Outcome O2 is presented as Figure 3 in the original publication and in supplemental figures. The numbers are also provided in the supplement.
3.3 Outcome O3
- SAFE again performs weak for most configurations
- Only "aveDiff-boot" seems to have a good power that improves with increasing magnitudes \tau of regulation
- FET-1k, FET-10k could identify the regulated pathway but shows counterintuitive performance (i.e. decreasing performances for increasing magnitudes of regulation)
Outcome O3 is presented as Figure 4 in the original publication.
3.4 Outcome O4
- COMP-GSEA-FDR and Self-GSEA-FDR showed superior performance
- Comp-GSEA-Q and SELF-GSEA-Q showed counterintuitive performance, i.e. the performance deceases with increasing effect size \tau
4 Study design and evidence level
4.1 General aspects
- The authors consider different sizes of the gene sets
- The authors consider different proportions of regulated genes in the gene sets
- The authors consider different magnitudes of the underlying effect size (i.e. log-fold-changes)
- The authors consider three null simulations (without regulation) as reference for outcome O1
- In this publication, the authors published a novel simulation approach termed (FANGS)
- The simulation approach is available in this R package (FANGS) offers the opportunity to reproduce the simulations and repeat the analysis for other gene set methods.
- The authors provide a comprehensive list of the used configuration parameters
- The authors evaluated the following alternative configurations
- For GSEA one alternative
- For SAFE five alternative setups
- For sigPathway and CAMERA no other configurations were considered
- Three experimental data sets were used as foundations for simulating data
- prostate cancer (264 cases, 160 controls)
- ischemic stroke (20 cases, 20 controls)
- normal brain tissue (21 cases, 20 controls)
4.2 Design for Outcome O1
- The authors consider three null simulations (without regulation) as reference:
- permutation of class labels
- independently sampled expression of all features (=genes)

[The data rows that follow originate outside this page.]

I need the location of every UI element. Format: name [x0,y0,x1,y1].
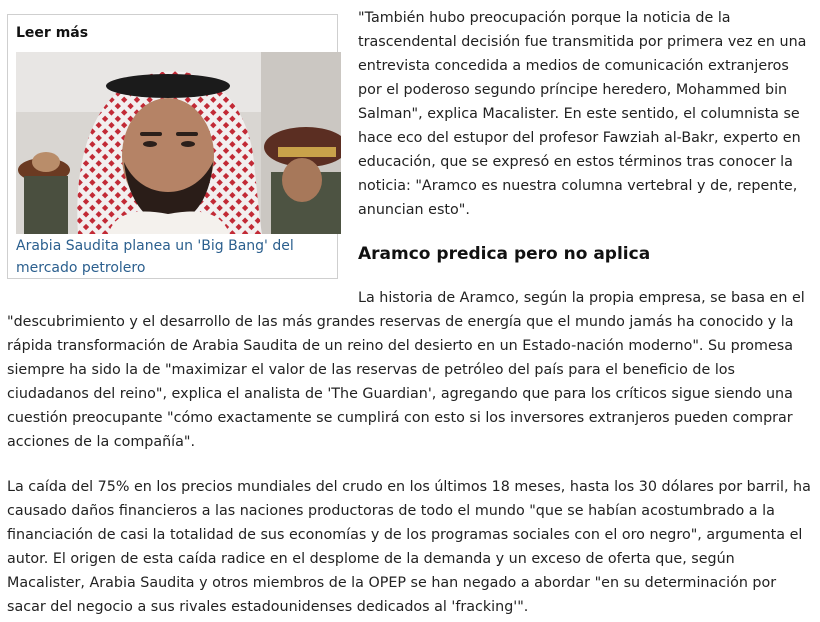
article-paragraph-2: La historia de Aramco, según la propia empresa, se basa en el "descubrimiento y el desarrollo de las más grandes reservas de energía que el mundo jamás ha conocido y la rápida transformación de Arabia Saudita de un reino del desierto en un Estado-nación moderno". Su promesa siempre ha sido la de "maximizar el valor de las reservas de petróleo del país para el beneficio de los ciudadanos del reino", explica el analista de 'The Guardian', agregando que para los críticos sigue siendo una cuestión preocupante "cómo exactamente se cumplirá con esto si los inversores extranjeros pueden comprar acciones de la compañía". [7,290,805,450]
section-heading: Aramco predica pero no aplica [358,244,651,264]
related-article-link[interactable]: Arabia Saudita planea un 'Big Bang' del mercado petrolero [16,238,294,276]
article-paragraph-1: "También hubo preocupación porque la noticia de la trascendental decisión fue transmitida por primera vez en una entrevista concedida a medios de comunicación extranjeros por el poderoso segundo príncipe heredero, Mohammed bin Salman", explica Macalister. En este sentido, el columnista se hace eco del estupor del profesor Fawziah al-Bakr, experto en educación, que se expresó en estos términos tras conocer la noticia: "Aramco es nuestra columna vertebral y de, repente, anuncian esto". [358,10,807,218]
related-box-title: Leer más [16,25,89,41]
article-paragraph-3: La caída del 75% en los precios mundiales del crudo en los últimos 18 meses, hasta los 30 dólares por barril, ha causado daños financieros a las naciones productoras de todo el mundo "que se habían acostumbrado a la financiación de casi la totalidad de sus economías y de los programas sociales con el oro negro", argumenta el autor. El origen de esta caída radice en el desplome de la demanda y un exceso de oferta que, según Macalister, Arabia Saudita y otros miembros de la OPEP se han negado a abordar "en su determinación por sacar del negocio a sus rivales estadounidenses dedicados al 'fracking'". [7,479,811,615]
portrait-illustration [16,52,341,234]
related-article-box [7,14,338,279]
related-article-photo[interactable] [16,52,341,234]
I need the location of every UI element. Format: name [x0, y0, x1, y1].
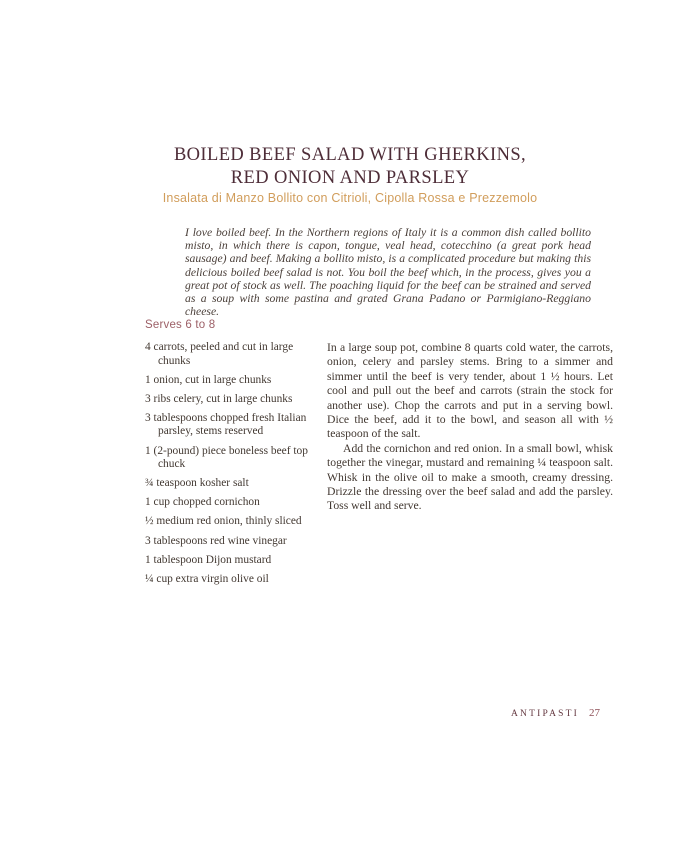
- ingredient-item: 3 tablespoons chopped fresh Italian parsley, stems reserved: [145, 411, 307, 438]
- ingredient-item: 1 (2-pound) piece boneless beef top chuck: [145, 444, 308, 471]
- footer-page-number: 27: [589, 707, 600, 719]
- ingredient-item: ½ medium red onion, thinly sliced: [145, 515, 302, 528]
- footer-section-label: ANTIPASTI: [510, 709, 579, 719]
- ingredient-item: 3 ribs celery, cut in large chunks: [145, 392, 293, 405]
- ingredient-item: 1 tablespoon Dijon mustard: [145, 553, 272, 566]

- centering the simulated data, i.e. set effect size to zero
- Default configuration parameters and the alternative parameters described above were evaluated
- Only the prostat cancer data set was considered as template for simulations
4.3 Design for Outcome O2
- In total, six analyses were performed (3 data sets x 2 regulated pathways):
- One simulated data set is based on simulating differential expression of one pathway
- The analysis was repeated for all three data sets as template
- For each of the three data sets the analysis was repeated by selecting two different pathways as differentially regulated.
- Default configuration parameters were chosen
- For GSEA, only GSEA-Q is shown in the main figure (prostate cancer). In contrast, the supplemental figures also show the results for GSEA-FDR (stroke and brain data sets). For outcome O4 also both, GSEA-Q and GSEA-FDR were considered (and GSEA-FDR outperformed GSEA-Q).
4.4 Design for Outcome O3
- The weak performance of SAFE for the default configuration in O2 seems to be the motivation for investigation of other configurations for SAFE
- The outcome O3 was only generated for one data set (prostate cancer) and two regulated pathways
5 Further comments and aspects
- Gene sets from MSigDB were used
- The authors are aware of the fact that different null hypotheses are tested by the different approaches
- sigPathway and CAMERA offers other options that are discussed in the article but not evaluated. For SAGE, multiple setups were investigated.